Interesting throughout. Main points:

  • Build in abstractions, with symbols and functions.
  • Counter-intuitively, abstractions make precision possible.
  • The more expressive a language, the more ambiguous the content.
  • Or more generally, freedom at one level implies constraints at another level.
  • Plan for interoperability and extension, which also implies limits.
  • As much authority is necessary, but no more.
  • The more something can do, the less predictable what it will do becomes.
  • The more capable your syntax, the fewer semantics.
  • The larger the group, the less you can say about it and be accurate.
  • Don’t optimize too early.

If you aren’t a programmer, you might ask yourself: how is this applicable to me? And, I think the answer to that is that these are universal truths that programming, and perhaps math more generally, reveals about the larger world.

For example, when you have complete freedom to live your life in any way that you want, what do you choose? What ends up happening is that people don’t choose at all. Their lives become a series of accidents, which they accept and later rationalize as choice.

But, by imposing limits, which is a kind of choice, you can throw other choices into sharper relief. If you choose to be vegan, then that constraint effects a whole range of choices you might make from the food that you buy, restaurants you consider supporting, and even broader issues, such as your politics. You may, if you live in the United States, be unable to support either major political party since both support factory farming.

Or, perhaps you decide to adopt the religion of The Society of Friends, also known as Quakers. This implies ethics of peace, integrity, equality, and simplicity.

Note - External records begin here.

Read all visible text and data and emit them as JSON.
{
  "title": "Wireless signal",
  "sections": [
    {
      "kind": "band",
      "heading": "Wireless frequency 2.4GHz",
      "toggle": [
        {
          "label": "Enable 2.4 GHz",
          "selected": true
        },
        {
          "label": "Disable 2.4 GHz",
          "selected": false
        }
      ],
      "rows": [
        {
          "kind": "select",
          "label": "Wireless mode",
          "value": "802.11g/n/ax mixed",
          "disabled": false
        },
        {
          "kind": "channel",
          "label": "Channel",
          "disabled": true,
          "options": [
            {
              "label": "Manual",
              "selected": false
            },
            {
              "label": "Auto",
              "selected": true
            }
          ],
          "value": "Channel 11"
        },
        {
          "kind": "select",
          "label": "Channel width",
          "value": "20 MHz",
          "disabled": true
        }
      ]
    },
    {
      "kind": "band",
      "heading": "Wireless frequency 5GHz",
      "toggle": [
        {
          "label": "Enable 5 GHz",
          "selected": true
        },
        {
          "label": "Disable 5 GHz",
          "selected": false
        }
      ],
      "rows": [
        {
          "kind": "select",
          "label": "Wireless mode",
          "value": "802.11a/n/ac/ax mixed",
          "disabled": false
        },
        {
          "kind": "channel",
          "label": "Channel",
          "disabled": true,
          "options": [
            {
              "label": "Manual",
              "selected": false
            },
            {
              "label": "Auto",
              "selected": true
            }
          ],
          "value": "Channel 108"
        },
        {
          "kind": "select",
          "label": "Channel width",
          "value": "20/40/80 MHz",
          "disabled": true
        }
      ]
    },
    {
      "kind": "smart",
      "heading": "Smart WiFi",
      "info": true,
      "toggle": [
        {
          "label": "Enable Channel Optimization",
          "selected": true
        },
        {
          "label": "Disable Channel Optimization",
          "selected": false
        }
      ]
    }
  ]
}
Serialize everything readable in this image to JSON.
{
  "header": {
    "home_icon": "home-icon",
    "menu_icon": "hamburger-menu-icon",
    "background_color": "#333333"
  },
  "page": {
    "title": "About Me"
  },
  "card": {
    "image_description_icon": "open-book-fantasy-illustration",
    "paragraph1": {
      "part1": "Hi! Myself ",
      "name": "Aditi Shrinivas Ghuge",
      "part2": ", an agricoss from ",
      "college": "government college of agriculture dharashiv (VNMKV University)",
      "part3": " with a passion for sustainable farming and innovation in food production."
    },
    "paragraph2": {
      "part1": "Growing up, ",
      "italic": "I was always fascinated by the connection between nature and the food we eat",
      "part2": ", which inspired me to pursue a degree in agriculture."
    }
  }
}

These, in turn, might lead to other choices, such as non-violence protest, refusing to take oaths, working on freeing people in slavery in the modern world, or living on a certain level of income and avoiding participating in the money economy.

Or, you might decide to focus your efforts on becoming famous. That choice largely closes off the Quaker pathway, and vice versa. Although, perhaps if you limited your aspirations to fellow Quakers, it could be accommodated.

Constraints require making choices, but then, it opens up a freedom to choose within the context of those choices. This is obviously true in life, but so much so it is also easy to miss. A computer program makes the trade-off easier to see.